Why does global mean?
(Cf. Okpaku, 2014; Sorel, 2012)
A global – i.e., “general” – approach?
A globally “embracing” approach, collecting and integrating approaches, schools, and traditions?
Global as in “worldwide” – in a democratic way or an imperialistic way?
(Cf. Ethan Watters, Crazy Like Us, 2011)

2.     Re: “Mental Health” vs. Psychiatry

Why mental health instead of psychiatry?
Marketing (health is more appealing than illness or “disorder”)
vs. identity (as physicians)

3.     Who is invited/feels welcome under this new umbrella?

Psychiatrists? Psychologists? The therapeutic communities of practice?
Public Health and Epidemiology?
Social scientists?
Policy makers?
Client groups?


Lim, Russell F. (2006). Clinical Manual of Cultural Psychiatry. Washington, DC: American Psychiatric Publishing, Inc.

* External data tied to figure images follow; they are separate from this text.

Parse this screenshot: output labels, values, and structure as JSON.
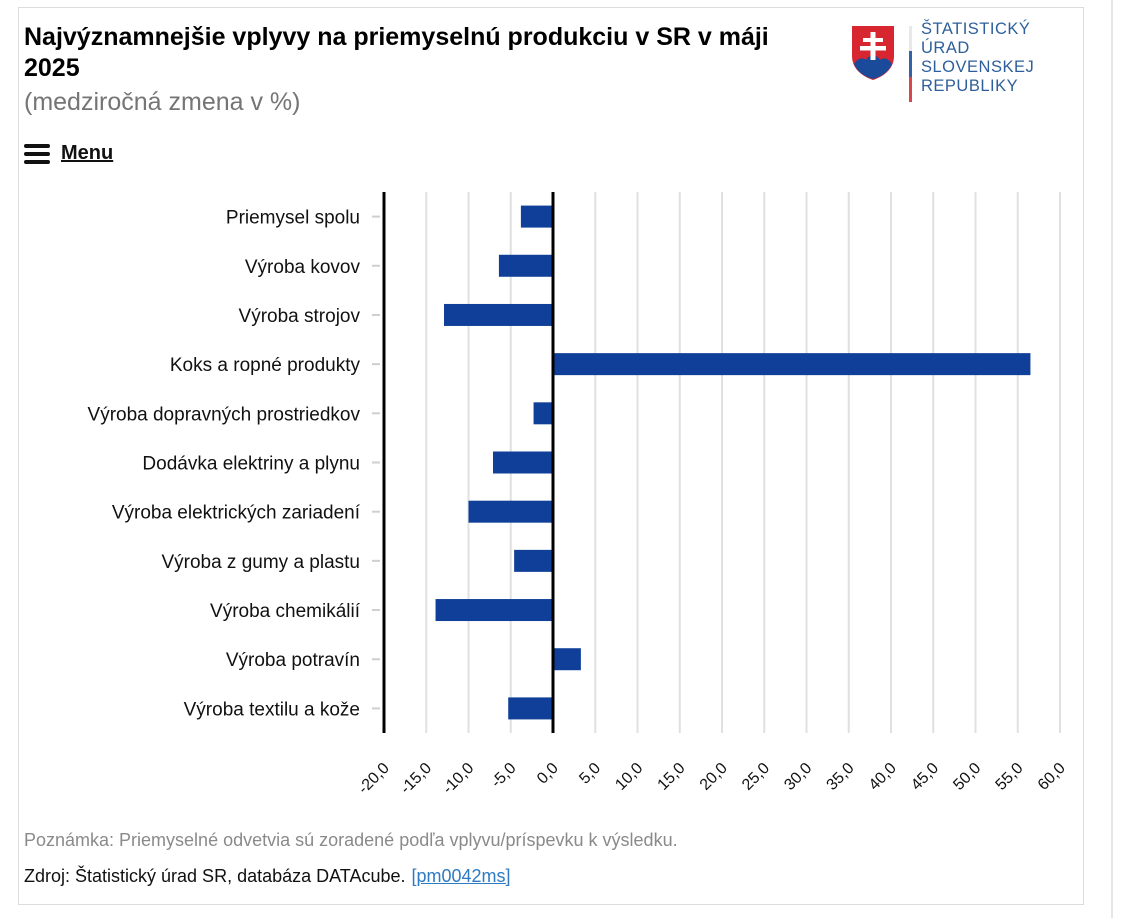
{
  "header": {
    "title": "Najvýznamnejšie vplyvy na priemyselnú produkciu v SR v máji 2025",
    "subtitle": "(medziročná zmena v %)",
    "menu_label": "Menu",
    "menu_icon": "hamburger-icon"
  },
  "logo": {
    "emblem_icon": "slovak-coat-of-arms-icon",
    "lines": [
      "ŠTATISTICKÝ",
      "ÚRAD",
      "SLOVENSKEJ",
      "REPUBLIKY"
    ],
    "text_color": "#2d5f9a"
  },
  "chart_data": {
    "type": "bar",
    "orientation": "horizontal",
    "title": "Najvýznamnejšie vplyvy na priemyselnú produkciu v SR v máji 2025",
    "subtitle": "(medziročná zmena v %)",
    "xlabel": "",
    "ylabel": "",
    "categories": [
      "Priemysel spolu",
      "Výroba kovov",
      "Výroba strojov",
      "Koks a ropné produkty",
      "Výroba dopravných prostriedkov",
      "Dodávka elektriny a plynu",
      "Výroba elektrických zariadení",
      "Výroba z gumy a plastu",
      "Výroba chemikálií",
      "Výroba potravín",
      "Výroba textilu a kože"
    ],
    "values": [
      -3.8,
      -6.4,
      -12.9,
      56.5,
      -2.3,
      -7.1,
      -10.0,
      -4.6,
      -13.9,
      3.3,
      -5.3
    ],
    "xlim": [
      -20,
      60
    ],
    "xticks": [
      -20,
      -15,
      -10,
      -5,
      0,
      5,
      10,
      15,
      20,
      25,
      30,
      35,
      40,
      45,
      50,
      55,
      60
    ],
    "xtick_labels": [
      "-20,0",
      "-15,0",
      "-10,0",
      "-5,0",
      "0,0",
      "5,0",
      "10,0",
      "15,0",
      "20,0",
      "25,0",
      "30,0",
      "35,0",
      "40,0",
      "45,0",
      "50,0",
      "55,0",
      "60,0"
    ],
    "grid": true,
    "legend": "none",
    "bar_color": "#0f3f98",
    "grid_color": "#e0e0e0"
  },
  "footer": {
    "note": "Poznámka: Priemyselné odvetvia sú zoradené podľa vplyvu/príspevku k výsledku.",
    "source_prefix": "Zdroj: Štatistický úrad SR, databáza DATAcube.",
    "source_link": "[pm0042ms]",
    "link_color": "#2e7bc4"
  }
}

Murphy, H.B.M. (1982). Comparative Psychiatry: The International and Intercultural Distribution of Mental Illness. Berlin: Springer-Verlag.

Okpaku, Samuel, Ed. (2014). Essentials of Global Mental Health. Cambridge, UK: Cambridge University Press.

Sorel,  Eliot, Ed. (2012). 21st Century Global Mental Health. Burlington, MA: Jones & Bartlett.

Watters, Ethan (2011). Crazy Like Us: The Globalization of the American Psyche. New York: Free Press.